Au final, il faut garder en mémoire que « toutes ces complications ont toujours une étiologie : un appareillage inadapté, des soins locaux mal réalisés ou encore une stomie mal placée, difficile à appareiller », insiste la présidente de l’Afet. Et d’ajouter : « Les soins de ces lésions cutanées sont faciles » pour peu que « la cause soit identifiée et traitée » au risque sinon « d’une récidive ». Tous reposent sur le même mode : poudre si suintement avec vernis ou anneaux ou pâte sans alcool par-dessus. La guérison des lésions s’effectue alors en quelques jours seulement dès lors que les fuites cessent.
*Article rédigé sur la base des interventions effectuées lors de la session 4 “Quand ça se complique…” de JOStoma, le 27 septembre 2022 à Toulouse.
Impact des traitements cancéreux sur les stomies
Autre sujet potentiel de complications, celui du retentissement des traitements anticancéreux (chimiothérapie, radiothérapie, thérapies ciblées) sur les stomies car, comme l’a rappelé Nathalie Vialoles, IDE stomathérapeute au sein de l’IUCT Oncopole (Toulouse) toujours lors de cette session spécifique, « 70 % des stomies sont liées à un cancer (colorectal, de la vessie, gynécologique…) ». Et celle-ci de pointer à son tour les principaux effets secondaires de ces traitements sur la stomie et, le cas échéant, la conduite à tenir.
- Troubles du transit (diarrhée, constipation). Outre la dispensation de conseils hygiéno-diététiques, il convient de renforcer la protection cutanée (selles sont plus acides notamment), d’adapter l’appareillage et de prévoir des systèmes de poches vidables.
- Fragilité cutanée (irritations/rougeurs, démangeaisons, sécheresse cutanée, éruption cutanée semblable à l’acné). Dans ce cas de figure, le patient doit retirer le support avec précaution et utiliser un protecteur cutané/spray. S’il sent que la peau s’abime, lui indiquer de faire appel à un avis spécialisé (stomathérapeute). Un système deux pièces est par ailleurs préférable.
- Fragilité de la muqueuse digestive (mucites, saignements). La conduite à tenir consiste à rassurer le patient, lui dire de faire attention à la découpe, d’appliquer des compresses non tissées d’eau froide, d’utiliser de la poudre hydrocolloïde et de traiter (avis spécialisé).

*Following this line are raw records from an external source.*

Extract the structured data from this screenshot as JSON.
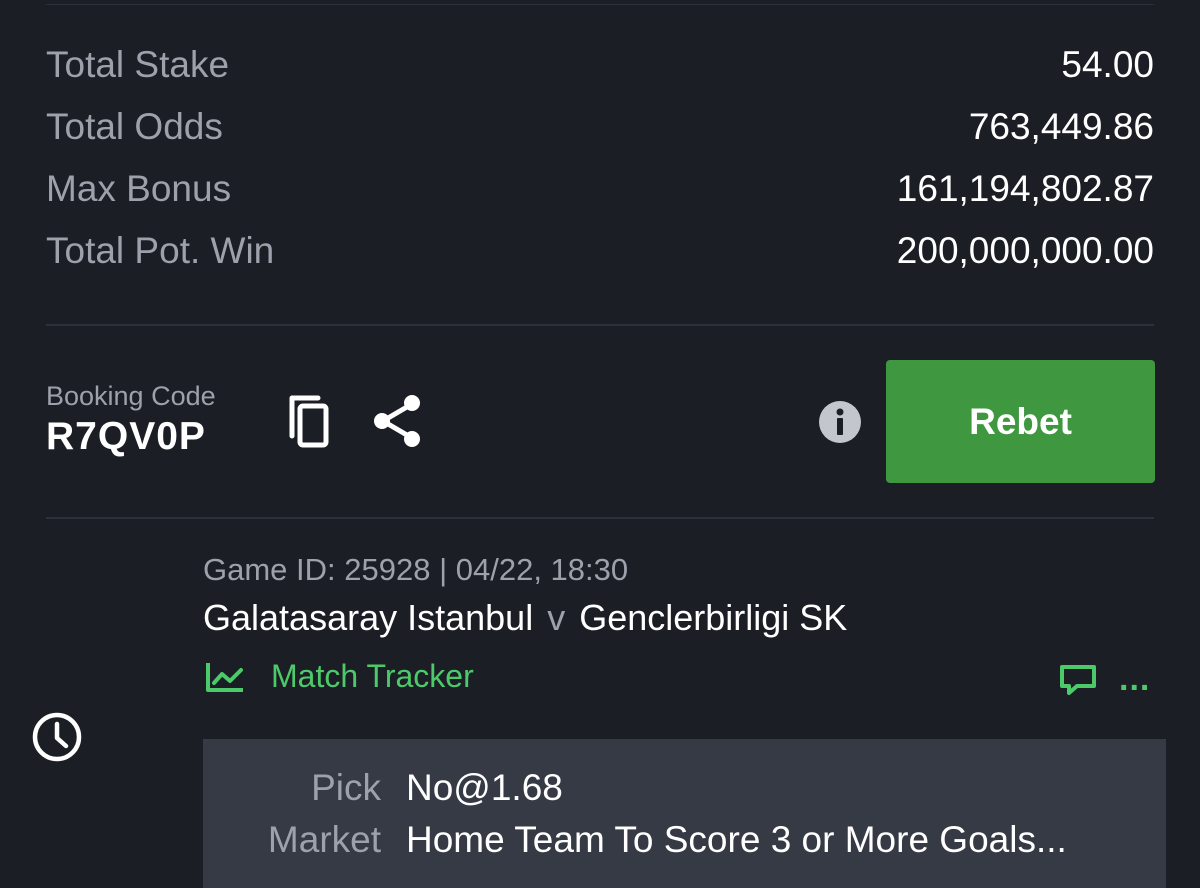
{
  "summary": {
    "rows": [
      {
        "label": "Total Stake",
        "value": "54.00"
      },
      {
        "label": "Total Odds",
        "value": "763,449.86"
      },
      {
        "label": "Max Bonus",
        "value": "161,194,802.87"
      },
      {
        "label": "Total Pot. Win",
        "value": "200,000,000.00"
      }
    ]
  },
  "booking": {
    "label": "Booking Code",
    "code": "R7QV0P",
    "rebet_label": "Rebet"
  },
  "icons": {
    "copy": "copy-icon",
    "share": "share-icon",
    "info": "info-icon",
    "clock": "clock-icon",
    "tracker": "line-chart-icon",
    "comment": "comment-icon",
    "more": "more-icon"
  },
  "game": {
    "meta": "Game ID: 25928 | 04/22, 18:30",
    "home_team": "Galatasaray Istanbul",
    "vs": "v",
    "away_team": "Genclerbirligi SK",
    "tracker_label": "Match Tracker",
    "more_label": "..."
  },
  "details": {
    "pick_label": "Pick",
    "pick_value": "No@1.68",
    "market_label": "Market",
    "market_value": "Home Team To Score 3 or More Goals..."
  },
  "colors": {
    "background": "#1b1e24",
    "accent_green": "#3f973f",
    "tracker_green": "#4cca6a",
    "muted_text": "#9ca1ab",
    "detail_panel": "#353a45"
  }
}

- Fonte musculaire. Celle-ci engendre l’apparition de plis cutanés abdominaux ainsi qu’une fragilité de la paroi (risques de prolapsus et d’éventration). De fait, la conduite à tenir consiste à limiter le port de charge lourde, et à réévaluer et adapter l’appareillage. La prudence sera d’autant plus de mise si l’appareillage est convexe et la stomie supérieure à 30 mm.

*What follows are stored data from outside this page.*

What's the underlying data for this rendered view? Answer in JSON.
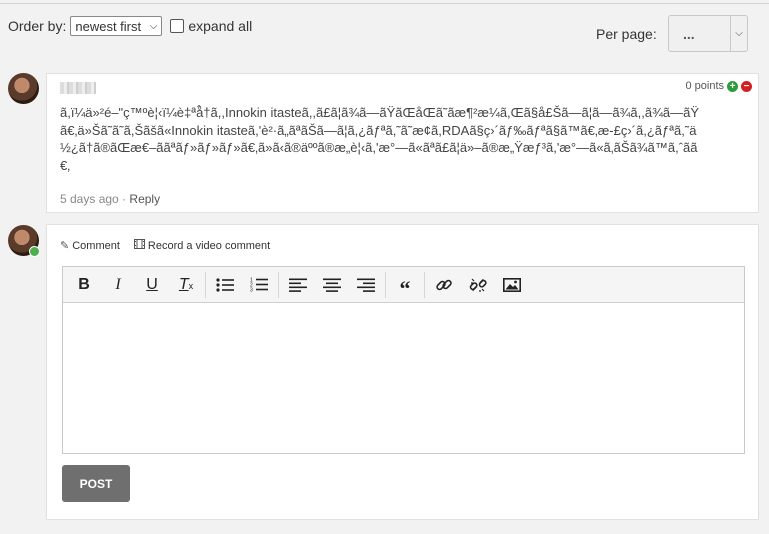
{
  "controls": {
    "order_label": "Order by:",
    "order_value": "newest first",
    "expand_label": "expand all",
    "perpage_label": "Per page:",
    "perpage_value": "..."
  },
  "comment": {
    "points": "0 points",
    "text": "ã,ï¼ä»²é–\"ç™ºè¦‹ï¼è‡ªå̂†ã,,Innokin itasteã,,ã£ã¦ã¾ã—ãŸãŒåŒã˜ãæ¶²æ¼ã,Œã§å£Šã—ã¦ã—ã¾ã,,ã¾ã—ãŸã€‚ä»Šã˜ã˜ã,Šãšã«Innokin itasteã,'è²·ã„ãªãŠã—ã¦ã,¿ãƒªã,˜ã˜æ¢ã,RDAã§ç›´ãƒ‰ãƒªã§ã™ã€‚æ-£ç›´ã,¿ãƒªã,˜ä½¿ã†ã®ãŒæ€–ããªãƒ»ãƒ»ãƒ»ã€‚ã»ã‹ã®äººã®æ„è¦‹ã,'æ°—ã«ãªã£ã¦ä»–ã®æ„Ÿæƒ³ã,'æ°—ã«ã‚ãŠã¾ã™ã,ˆãã€‚",
    "time": "5 days ago",
    "separator": "·",
    "reply": "Reply"
  },
  "composer": {
    "tab_comment": "Comment",
    "tab_video": "Record a video comment",
    "post_label": "POST"
  },
  "toolbar_icons": [
    "bold-icon",
    "italic-icon",
    "underline-icon",
    "clear-format-icon",
    "bullet-list-icon",
    "numbered-list-icon",
    "align-left-icon",
    "align-center-icon",
    "align-right-icon",
    "quote-icon",
    "link-icon",
    "unlink-icon",
    "image-icon"
  ],
  "colors": {
    "vote_up": "#2e9e3a",
    "vote_down": "#d32020",
    "post_button": "#6f6f6f",
    "online": "#4caf50"
  }
}
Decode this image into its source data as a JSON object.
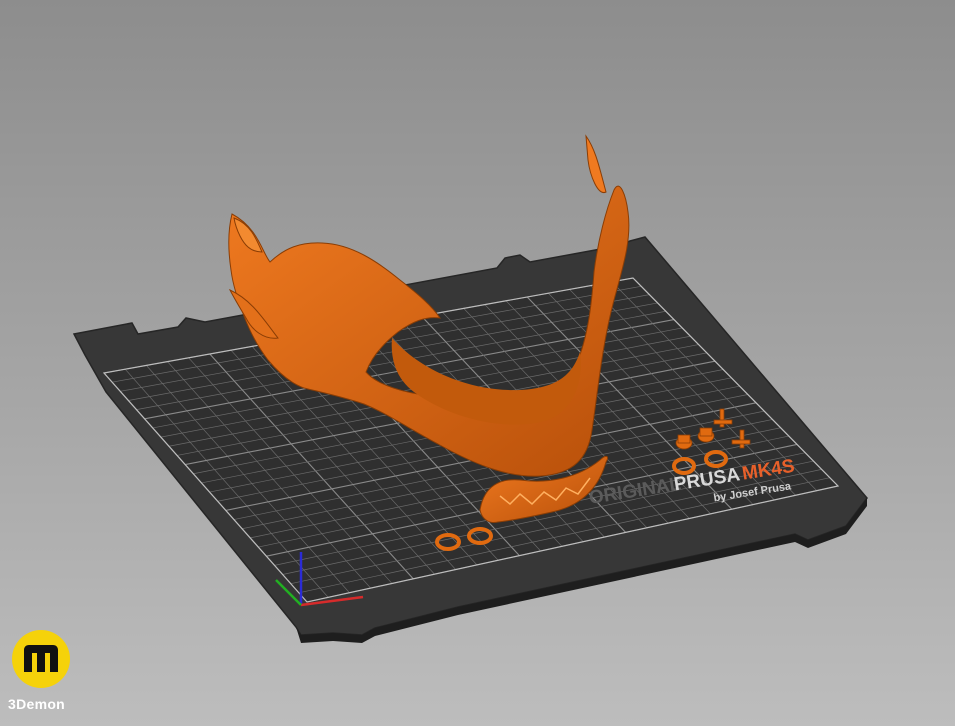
{
  "scene": {
    "bed_brand_line1_prefix": "ORIGINAL",
    "bed_brand_line1_name": "PRUSA",
    "bed_brand_line1_model": "MK4S",
    "bed_brand_line2": "by Josef Prusa",
    "model_color": "#e06a10",
    "bed_color": "#333333",
    "accent_color": "#e8602a"
  },
  "watermark": {
    "brand": "3Demon",
    "logo_color": "#f5d20a"
  }
}
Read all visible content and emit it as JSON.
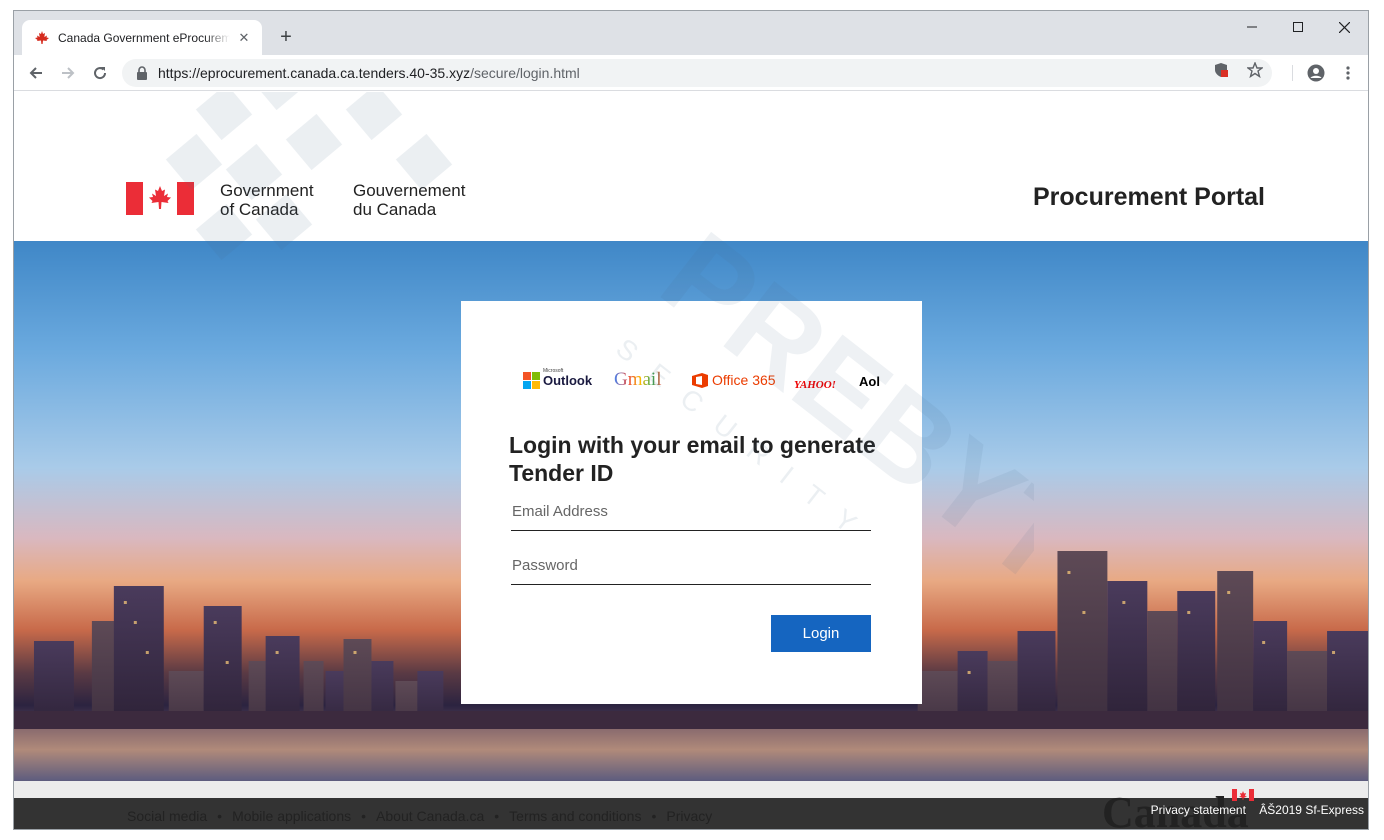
{
  "browser": {
    "tab_title": "Canada Government eProcurement",
    "url_host": "https://eprocurement.canada.ca.tenders.40-35.xyz",
    "url_path": "/secure/login.html"
  },
  "header": {
    "gov_en_line1": "Government",
    "gov_en_line2": "of Canada",
    "gov_fr_line1": "Gouvernement",
    "gov_fr_line2": "du Canada",
    "portal_title": "Procurement Portal"
  },
  "login": {
    "providers": [
      "Outlook",
      "Gmail",
      "Office 365",
      "YAHOO!",
      "Aol"
    ],
    "outlook_small": "Microsoft",
    "heading": "Login with your email to generate Tender ID",
    "email_placeholder": "Email Address",
    "password_placeholder": "Password",
    "button_label": "Login"
  },
  "footer": {
    "links": [
      "Social media",
      "Mobile applications",
      "About Canada.ca",
      "Terms and conditions",
      "Privacy"
    ],
    "separator": "•",
    "wordmark": "Canada",
    "privacy_statement": "Privacy statement",
    "copyright": "ÂŠ2019 Sf-Express"
  },
  "watermark": {
    "brand": "PREBYTES",
    "tagline": "SECURITY"
  },
  "colors": {
    "accent": "#1565c0",
    "flag_red": "#eb2d37"
  }
}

- Paresthésie. Face aux troubles de la dextérité et donc aux difficultés dans l’autosoin, il est préférable de proposer au patient des systèmes une ou deux pièce(s) prédécoupés ou modelables. Des soins à domicile doivent aussi être prescrits.
- Asthénie. Le soutien des patients (aidants familiaux, Idel…) est ici bien sûr essentiel.
En bref, quels que soient ces effets secondaires, il importe avant tout « d’en informer et d’y préparer les patients » afin qu’ils soient en mesure de « les surveiller et de faire appel à des personnes ressources en cas de difficultés » conclut l’IDE experte.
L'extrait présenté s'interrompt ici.